[Date Prev][Date Next][Thread Prev][Thread Next][Date Index][Thread Index]
Re: [Bug-wget] Incorrect handling of Cyrillic characters in http request
From: |
Tim Rühsen |
Subject: |
Re: [Bug-wget] Incorrect handling of Cyrillic characters in http request - any workaround? |
Date: |
Tue, 31 Mar 2015 22:50:18 +0200 |
User-agent: |
KMail/4.14.2 (Linux/3.16.0-4-amd64; KDE/4.14.2; x86_64; ; ) |
Hi Steven,
Am Dienstag, 31. März 2015, 18:11:58 schrieb Stephen Wells:
> Dear all - I am currently trying to use wget to obtain mp3 files from the
> Google Translate TTS system.
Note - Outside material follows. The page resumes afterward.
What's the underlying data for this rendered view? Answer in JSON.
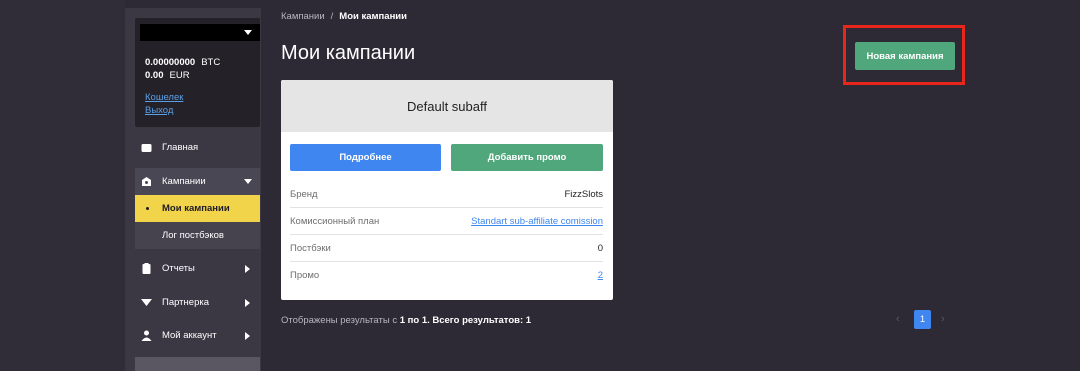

In principle this can be done using:
>
> wget -U Mozilla -O "${string}.mp3" "
> http://translate.google.com/translate_tts?tl=TL&q=${string}"
>
> where TL is a twoletter language code (en,fr,de and so on).
>
> However I am meeting a serious error when I try to send Russian strings
> (tl=ru) in Cyrillic characters. I'm working in a UTF-8 environment (under
> Cygwin) and the file system will display the cyrillic strings no problem.
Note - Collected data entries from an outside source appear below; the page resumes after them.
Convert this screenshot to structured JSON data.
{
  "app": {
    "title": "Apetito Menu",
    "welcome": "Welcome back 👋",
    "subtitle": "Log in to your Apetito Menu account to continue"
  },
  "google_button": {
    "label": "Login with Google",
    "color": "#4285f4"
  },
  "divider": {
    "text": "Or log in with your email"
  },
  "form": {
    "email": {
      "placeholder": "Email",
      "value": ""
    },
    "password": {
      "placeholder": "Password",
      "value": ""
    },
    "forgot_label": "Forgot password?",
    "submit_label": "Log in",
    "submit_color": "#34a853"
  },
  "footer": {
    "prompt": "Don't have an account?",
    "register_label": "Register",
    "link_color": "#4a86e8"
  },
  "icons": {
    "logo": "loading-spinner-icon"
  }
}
> If I provide a command like this:
>
> http://translate.google.com/translate_tts?tl=ru&q=мазать
>
> wget incorrectly processes the Cyrillic characters _before_ sending the
> http request, so what it actually requests is:
>
> http://translate.google.com/translate_tts?tl=ru&q=%D0%BC%D0%B0%D0%B7%D0%B0%D
> 1%82%D1%8C
This seems to be the correct behavior of a web client.
The URL in the GET request is transmitted UTF-8 encoded and percent escaping
is performed for chars >127 (not mentioning control chars here).
> This of course produces a string of gibberish in the resulting mp3 file!
This is something different. If you are talking about the file name, well
there is --restrict-file-names=nocontrol. Did you give it a try ?
> Is there any way to make wget actually send the string it is given, instead
> of mangling it on the way out? This is really blocking me.
From what you write, I am unsure if you are talking about the resulting file
name or about HTTP URL encoding in a GET request.
Regards, Tim
signature.asc
Description: This is a digitally signed message part.